Levantamento aponta que veículo da Arca Turismo recebeu autuações recentes, todas por excesso de velocidade; causas do acidente ainda são investigadas pela Polícia Civil
Uma nova informação surgiu sobre o ônibus envolvido na tragédia registrada na BR-251, no Norte de Minas Gerais, que deixou oito mortos e vários feridos no último domingo. Levantamento divulgado pelo portal Estradas.com revela que o veículo acumulou 15 multas por excesso de velocidade nos últimos 75 dias, reacendendo o debate sobre fiscalização e segurança no transporte rodoviário de passageiros.
Segundo a apuração, as autuações identificadas na placa GCR9630 foram registradas em trechos monitorados pela Polícia Rodoviária Federal (PRF). Do total, 12 ocorreram em rodovias federais de Minas Gerais e três em São Paulo.

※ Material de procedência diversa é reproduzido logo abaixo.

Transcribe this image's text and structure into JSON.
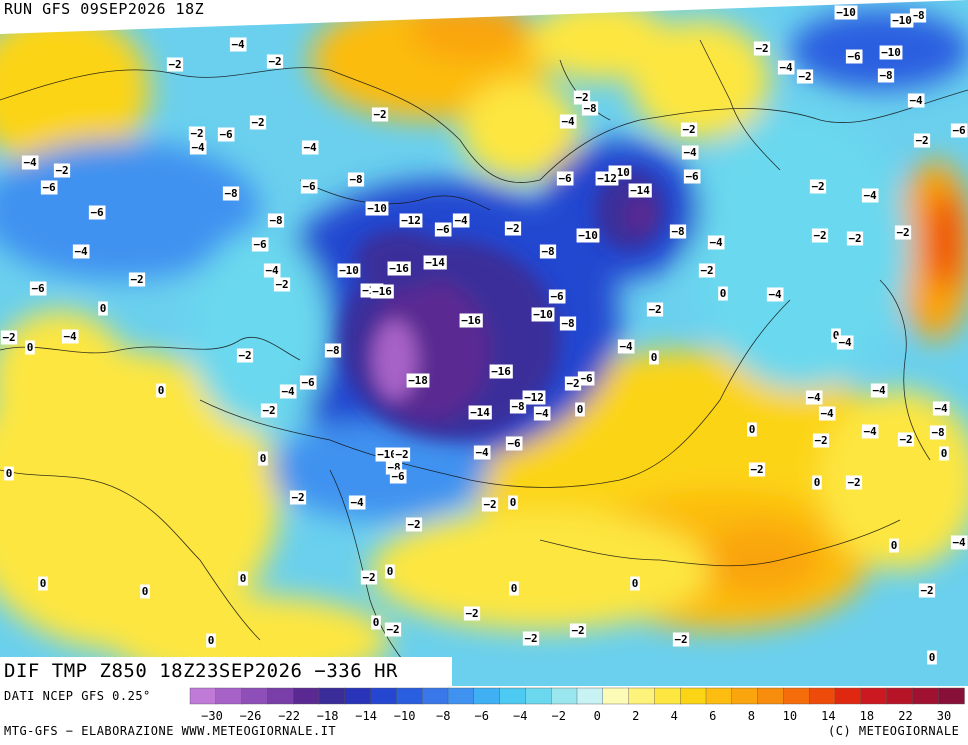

Conforme a publicação, há ainda outras infrações relacionadas ao ônibus da empresa, além das registradas nesse período recente.
Apesar do histórico de autuações, até o momento não há confirmação de que o excesso de velocidade tenha provocado a colisão. As circunstâncias do acidente seguem sob investigação e dependem da conclusão da perícia técnica.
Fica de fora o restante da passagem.